As previously mentioned, we will use L2 regularisation since we want to enforce a single optimsal solution (namely the targeted positions $y_t$). This way we constrain the accuracy during training (or the potential to overfit) by ensuring better generalisation achieved via efficient (in terms of compute) approach. In addition, we clip our gradients between 10 and -10 and ensure we will not face problems associated with exploding gradients. Finally, we will use RMS-Prop, an unpublished optimisation algorithm. The algorithm is famous for using the second moment representing the variation of the previous gradient squared. As an alternative, we can use Adam [9] which normalises the gradients using first and second moment which also corrects for the bias during training. However, empirically, we found RMS-Prop to work better in this task. We hypothesise that this could be due the fact that we are interested in exploiting some of the biases of motion as we do not aim to generalise to other agents than human beings. You can find out more about different optimisation algorithms in S. Ruder’s blog post.

if self.mode != tf.contrib.learn.ModeKeys.INFER:
  with tf.name_scope("Optimization"):
    lossfunc = self.get_lossfunc(o_mux, o_muy, o_sx, o_sy, o_corr, x_data, y_data)

    self.cost = tf.div(lossfunc, (self.batch_size * self.sequence_length))
    trainable_params = tf.trainable_variables()
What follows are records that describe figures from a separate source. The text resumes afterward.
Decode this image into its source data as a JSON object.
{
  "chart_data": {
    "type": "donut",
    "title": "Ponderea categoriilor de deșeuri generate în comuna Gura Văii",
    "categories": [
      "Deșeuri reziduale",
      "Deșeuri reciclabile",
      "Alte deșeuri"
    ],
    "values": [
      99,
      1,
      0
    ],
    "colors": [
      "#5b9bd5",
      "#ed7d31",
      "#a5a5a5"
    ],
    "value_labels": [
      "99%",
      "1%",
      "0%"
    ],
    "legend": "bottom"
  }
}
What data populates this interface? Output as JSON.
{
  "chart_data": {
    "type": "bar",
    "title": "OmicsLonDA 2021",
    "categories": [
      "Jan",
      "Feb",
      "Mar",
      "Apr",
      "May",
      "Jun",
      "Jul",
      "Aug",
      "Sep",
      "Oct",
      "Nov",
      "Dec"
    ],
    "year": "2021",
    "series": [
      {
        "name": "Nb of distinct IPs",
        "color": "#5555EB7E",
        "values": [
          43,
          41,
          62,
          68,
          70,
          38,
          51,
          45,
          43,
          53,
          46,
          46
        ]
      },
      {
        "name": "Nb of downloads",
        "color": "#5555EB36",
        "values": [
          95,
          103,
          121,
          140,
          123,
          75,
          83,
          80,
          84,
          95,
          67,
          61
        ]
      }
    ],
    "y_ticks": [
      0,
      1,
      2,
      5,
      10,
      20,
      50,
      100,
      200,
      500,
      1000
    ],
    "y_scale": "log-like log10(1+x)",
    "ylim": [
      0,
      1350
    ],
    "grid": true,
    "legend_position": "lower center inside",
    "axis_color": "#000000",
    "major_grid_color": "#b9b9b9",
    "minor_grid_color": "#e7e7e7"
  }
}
    # apply L2 regularisation
    l2 = 0.05 * sum(tf.nn.l2_loss(t_param) for t_param in trainable_params)
    self.cost = self.cost + l2
    tf.summary.scalar('cost', self.cost)

    self.gradients = tf.gradients(self.cost, trainable_params)
    grads, _ = tf.clip_by_global_norm(self.gradients, self.grad_clip

    # Adam might also do a good job as in Graves (2013)
    optimizer = tf.train.RMSPropOptimizer(self.lr)
    # Train operator
    self.train_op = optimizer.apply_gradients(zip(grads, trainable_params))

    self.init = tf.global_variables_initializer()

Finally, we can define the entire model as shown in the section below.

reset_graph()
lstm = BasicLSTM(batch_size=BATCH_SIZE,
                 sequence_length=SEQUENCE_LENGTH,
                 num_units=NUM_UNITS,
                 embedding_size=EMBEDDING,
                 learning_rate=LR,
                 grad_clip=GRAD_CLIP,
                 mode=MODE)